Wow – it is hard to keep up with blogging sometimes.  During this very busy August when my kids are home from University and school – when family and friends are visiting –  it is hard to work as efficiently as normal.  However on the plus side there is so much happening that makes great material for articles.  I now have a wealth of experiences to write about over the coming weeks.

Through the house there has been a constant procession of colourful and interesting friends of my own two teenagers.  Without exception I liked them all and they had great social skills and were incredibly interesting to talk to.  What struck me was their individuality and their open acceptance of others with different backgrounds and views. 

I must admit I would have stereotyped them as ‘typical students’ in the past but I am not so sure what is typical about them now.

A stereotype is of course an oversimplified, general opinion about what something or someone is like. Similar to labour-saving devices, stereotypes are
thought-saving devices, because when you accept a stereotype, you don’t have to think for
yourself at all.

Frozen , prepackaged, ready to use.

But do you realize how dangerous it is to have someone
else do your thinking for you?

The Nazis fed people stereotyped ideas of Jews and
Gypsies to justify murdering them.
Racists will tell you what African Americans are like.
Sexists will tell you what women or gay people are like.
Political parties will expect their members to hold one view on issues, their view.

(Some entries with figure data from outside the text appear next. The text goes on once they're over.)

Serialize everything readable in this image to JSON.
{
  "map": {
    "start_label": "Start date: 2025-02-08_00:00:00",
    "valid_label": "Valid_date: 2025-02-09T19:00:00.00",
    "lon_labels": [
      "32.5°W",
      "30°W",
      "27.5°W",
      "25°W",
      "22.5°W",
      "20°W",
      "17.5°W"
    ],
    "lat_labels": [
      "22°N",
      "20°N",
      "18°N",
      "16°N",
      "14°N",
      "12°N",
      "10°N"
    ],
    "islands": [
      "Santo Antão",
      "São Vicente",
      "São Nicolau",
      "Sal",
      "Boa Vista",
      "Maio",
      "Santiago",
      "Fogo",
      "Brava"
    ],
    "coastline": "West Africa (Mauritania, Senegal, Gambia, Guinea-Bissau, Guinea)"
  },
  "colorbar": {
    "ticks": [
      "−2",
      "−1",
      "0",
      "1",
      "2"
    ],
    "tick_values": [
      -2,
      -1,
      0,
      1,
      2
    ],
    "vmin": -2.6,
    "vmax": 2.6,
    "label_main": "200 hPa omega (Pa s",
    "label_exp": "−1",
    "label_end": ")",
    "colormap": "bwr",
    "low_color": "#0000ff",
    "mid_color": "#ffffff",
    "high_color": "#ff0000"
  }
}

Does your paper tell you how to vote?  Do you respond to adverts on TV and Radio with little thought?

If you want to grow as a person, you must become your own
authority. Look beneath the surface, and beware of labels. A label is a
one-size-fits-all stereotype, but people come in all sizes and styles, all
colors and models.

We must celebrate our differences not ridicule.

If you are male, how do you feel when someone tries to
tell you what “men” are like? Well, it’s no different for any group.
Oversimplification and overgeneralization rob you of your power and others of
their uniqueness. So resist stereotypes wherever you find them.  The students I met this summer certainly do.